Grok achieved moderate performance (mean 4.28, SD 0.81), characterised by greater variability across domains, particularly in completeness and clarity.
Claude performed significantly lower than peer models (mean 3.81, SD 0.72; 95% CI 3.72–3.90), most notably in Completeness, where explanations of diagnostic concepts occasionally lacked sufficient depth for newly diagnosed patients.
Domain-Specific Findings
- Safety & Harm Avoidance : All models performed well, with mean safety scores exceeding 4.0 and no clearly dangerous or inappropriate medical recommendations identified.
- Actionability : This domain most strongly differentiated models. Higher-performing systems translated information into practical coping strategies and next steps, whereas lower-performing models tended to provide descriptive but non-directive responses.
- Emotional and Psychosocial Content : Questions addressing anger, fatigue, and cognitive symptoms (“brain fog”) were handled with unexpectedly high empathy and clarity by the top three models, suggesting potential utility in addressing the psychological burden of RA alongside biomedical education.
Conclusions: Not all large language models are equivalent in their capacity to support medical education. This blinded, head-to-head evaluation demonstrates that selected high-performing models—particularly Deepseek, Gemini, and ChatGPT—have reached a level of practical clinical utility in rheumatoid arthritis patient education, delivering responses that are accurate, safe, and consistently actionable.

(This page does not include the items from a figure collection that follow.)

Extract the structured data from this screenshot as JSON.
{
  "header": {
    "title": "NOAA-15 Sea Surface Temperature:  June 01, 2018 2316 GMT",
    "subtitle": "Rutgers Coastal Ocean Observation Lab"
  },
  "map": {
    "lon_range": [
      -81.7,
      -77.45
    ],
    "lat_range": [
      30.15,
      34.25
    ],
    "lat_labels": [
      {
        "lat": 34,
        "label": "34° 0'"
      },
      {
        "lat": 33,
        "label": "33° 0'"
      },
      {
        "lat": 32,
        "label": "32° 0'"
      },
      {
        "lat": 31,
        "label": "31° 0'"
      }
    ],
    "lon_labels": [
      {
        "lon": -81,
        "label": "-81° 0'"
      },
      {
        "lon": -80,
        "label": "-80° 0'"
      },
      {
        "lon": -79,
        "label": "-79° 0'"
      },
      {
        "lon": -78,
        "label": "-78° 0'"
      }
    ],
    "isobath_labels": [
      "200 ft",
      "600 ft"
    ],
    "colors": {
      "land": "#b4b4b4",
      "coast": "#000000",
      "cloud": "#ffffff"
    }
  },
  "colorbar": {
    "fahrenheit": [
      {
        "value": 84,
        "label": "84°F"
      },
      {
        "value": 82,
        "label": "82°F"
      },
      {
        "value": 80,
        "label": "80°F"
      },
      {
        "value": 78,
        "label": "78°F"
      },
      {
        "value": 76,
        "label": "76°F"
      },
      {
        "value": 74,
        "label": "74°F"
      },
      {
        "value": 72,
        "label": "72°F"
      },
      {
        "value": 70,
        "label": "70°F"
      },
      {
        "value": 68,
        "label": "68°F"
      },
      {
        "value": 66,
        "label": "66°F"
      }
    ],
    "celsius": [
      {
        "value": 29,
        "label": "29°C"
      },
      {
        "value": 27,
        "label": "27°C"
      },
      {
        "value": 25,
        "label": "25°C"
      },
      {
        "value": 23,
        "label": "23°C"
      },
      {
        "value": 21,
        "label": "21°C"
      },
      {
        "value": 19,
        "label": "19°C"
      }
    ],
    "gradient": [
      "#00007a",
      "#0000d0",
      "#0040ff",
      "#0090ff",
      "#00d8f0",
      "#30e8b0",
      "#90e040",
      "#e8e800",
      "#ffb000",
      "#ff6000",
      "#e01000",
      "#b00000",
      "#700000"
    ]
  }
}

The strongest models performed well both in biomedical accuracy and addressing fatigue, emotional distress, and cognitive concerns—domains that are central to patient experience but frequently under-addressed in time-constrained clinical encounters.
While human oversight and clinician judgment remain indispensable, these findings suggest that validated LLMs may be responsibly integrated as educational extenders—supporting the creation of high-quality patient materials and enhancing health literacy outside the consultation room. Future professional guidance should move beyond broad cautions regarding AI use and instead focus on model-specific evaluation, validation, and recommendation for patient-facing applications.
Table 1.
REFERENCES: NIL.
Acknowledgments: NIL.
Disclosure of Interests: Sree Hari Reddy Gadekallu The author received speaker honoraria from pharmaceutical companies outside the submitted work. No funding was received for the present study., B G Dharmanand The author received speaker honoraria from pharmaceutical companies outside the submitted work. No funding was received for the present study., Sarath CM Veeravalli The author received speaker honoraria from pharmaceutical companies outside the submitted work. No funding was received for the present study., Srikantiah Chandrashekara The author received speaker honoraria from pharmaceutical companies outside the submitted work. No funding was received for the present study., Haipeng Liu: None declared, Thippa Reddy Gadekallu: None declared.